Though generically named, The Kiss of Death is a fantastically original and exciting novel, full of blood, danger, thrills, mystery, and legions of the undead. It is sequel of sorts to My Swordhand Is Singing, in that it features Peter and his father’s sword from the previous book, though here the attention turns to two new protagonists. Perhaps it’s better described as a companion piece to its predecessor, as although it’s not necessary to have read My Swordhand is Singing, familiarity with who Peter is and his experiences in his own story will add a certain weight to his doings here.
Best described as a Gothic horror-mystery, The Kiss of Death begins with a letter addressed to persons unknown, detailing the writer’s desire to murder its recipient. It is baffling to Markus, the son of the man who wrote the letter, who only knows that it is in his father’s handwriting and that he has disappeared after traveling to Venice to help a friend. Marko leaves his mother and siblings to go in search of his father, sailing to Venice and meeting with the daughter of his father’s patient: Sorrel Bellini.
Sorrel is the girl who sent Marko’s father’s letter back to his family, along with a plea for help. With plenty of problems of her own concerning her insomniac father who is steadily losing his grip on sanity, she’s none too pleased to see that the inexperienced and unworldly Marko is the only aid that arrives. But Marko is just as determined to find his father as Sorrel is to help her own, and together the two of them begin an investigation across the murky depths of Venice.
What follows is a twisty, terrifying plot that brings back the enigmatic foe from the previous book; the Shadow Queen. To say more about her would be to give away a few important plot points, but Sedgwick manages to infuse some tragedy in her character with the inclusion of a fairytale that outlines her own mysterious past and motivations. But for the most part the action centers on Marko and Sorrel as they wend their way closer to their fathers and to each other on a mystery that takes them into some truly creepy and frightening scenarios (imagine spending the night in a monastery with two decapitated corpses in the next room, or sneaking onto a haunted island where plague victims were once sent to die). They make a good pair, with his optimism and naivety offset against her cynicism and world-weariness.

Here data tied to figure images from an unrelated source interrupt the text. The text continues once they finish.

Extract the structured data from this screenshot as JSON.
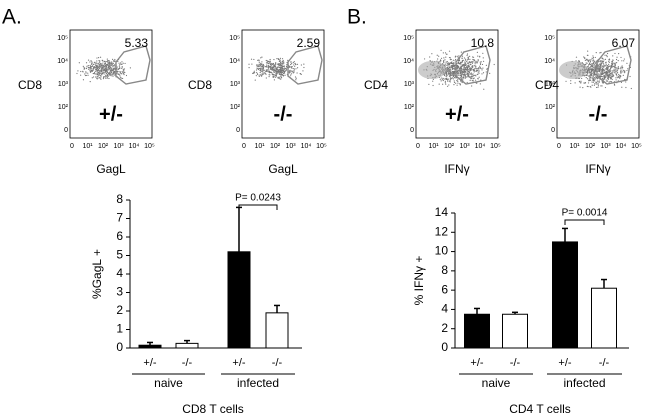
{
  "panel_labels": [
    "A.",
    "B."
  ],
  "flow_plots": [
    {
      "y_label": "CD8",
      "x_label": "GagL",
      "genotype": "+/-",
      "gate_percent": 5.33
    },
    {
      "y_label": "CD8",
      "x_label": "GagL",
      "genotype": "-/-",
      "gate_percent": 2.59
    },
    {
      "y_label": "CD4",
      "x_label": "IFNγ",
      "genotype": "+/-",
      "gate_percent": 10.8
    },
    {
      "y_label": "CD4",
      "x_label": "IFNγ",
      "genotype": "-/-",
      "gate_percent": 6.07
    }
  ],
  "flow_x_ticks": [
    "0",
    "10¹",
    "10²",
    "10³",
    "10⁴",
    "10⁵"
  ],
  "flow_y_ticks": [
    "10⁵",
    "10⁴",
    "10³",
    "10²",
    "0"
  ],
  "chart_data": [
    {
      "type": "bar",
      "y_label": "%GagL +",
      "x_label": "CD8 T cells",
      "categories": [
        "+/-",
        "-/-",
        "+/-",
        "-/-"
      ],
      "group_labels": [
        "naive",
        "infected"
      ],
      "values": [
        0.15,
        0.25,
        5.2,
        1.9
      ],
      "errors": [
        0.15,
        0.15,
        2.4,
        0.4
      ],
      "colors": [
        "#000000",
        "#ffffff",
        "#000000",
        "#ffffff"
      ],
      "annotation": "P= 0.0243",
      "ylim": [
        0,
        8
      ],
      "yticks": [
        0,
        1,
        2,
        3,
        4,
        5,
        6,
        7,
        8
      ]
    },
    {
      "type": "bar",
      "y_label": "% IFNγ +",
      "x_label": "CD4 T cells",
      "categories": [
        "+/-",
        "-/-",
        "+/-",
        "-/-"
      ],
      "group_labels": [
        "naive",
        "infected"
      ],
      "values": [
        3.5,
        3.5,
        11,
        6.2
      ],
      "errors": [
        0.6,
        0.2,
        1.4,
        0.9
      ],
      "colors": [
        "#000000",
        "#ffffff",
        "#000000",
        "#ffffff"
      ],
      "annotation": "P= 0.0014",
      "ylim": [
        0,
        14
      ],
      "yticks": [
        0,
        2,
        4,
        6,
        8,
        10,
        12,
        14
      ]
    }
  ]
}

Along the way they are joined by an enigmatic figure who hunts the Shadow Queen, a familiar face from the previous book, although greatly changed and perhaps not for the better. (Minor quibble, the character of “Sofia” is now re-spelt as “Sophia” for no clear reason).

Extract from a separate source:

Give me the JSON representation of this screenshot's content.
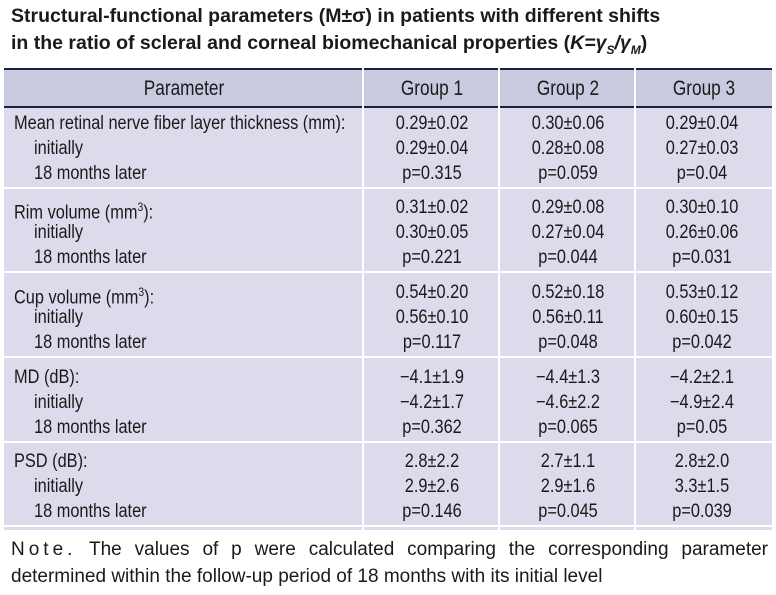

Sedgwick writes in simple but evocative prose, and is a master at gradually accumulating clues and ratcheting up the suspense as each chapter goes by. Remarkably lean and straightforward in its plotting, not a single word is wasted in the gradual build-up of the mystery, and elements that are introduced early in the book return later in satisfying ways. Perhaps the climax is over too quickly, but getting there is a riveting reading experience.

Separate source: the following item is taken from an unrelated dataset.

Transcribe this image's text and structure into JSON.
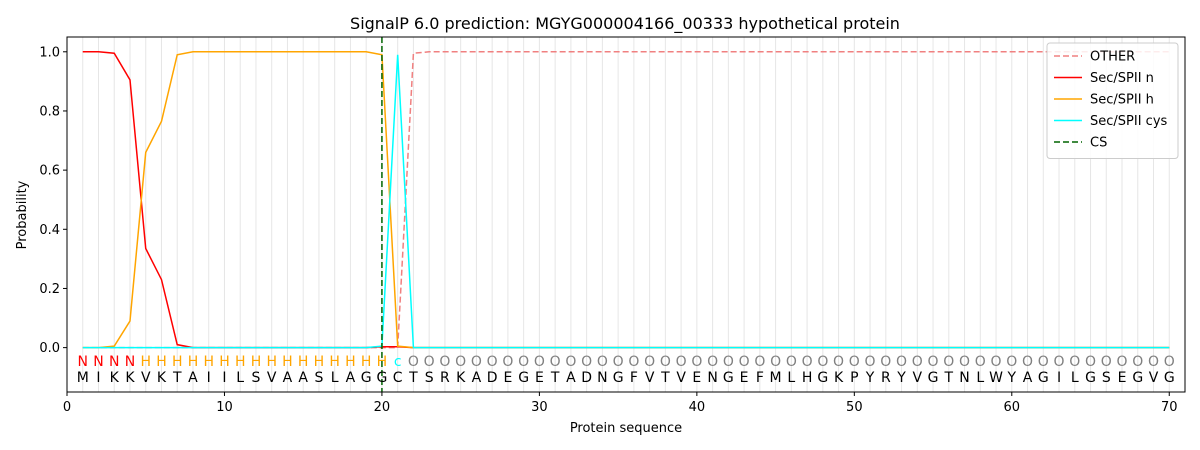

Especially good is Sedgwick’s portrayal of Venice, brought to life not as the renowned place of beauty and culture, but of a flimsy façade that hides corruption and debauchery under the surface, filled with rotting estates and stinking canals. Essentially, this book fires on all cylinders, with strong characterization, vivid atmosphere, quirky plot developments and strong, suspenseful storyline. One of the rare sequels that is undeniably better than its predecessor, I’d give The Kiss of Death five stars all round.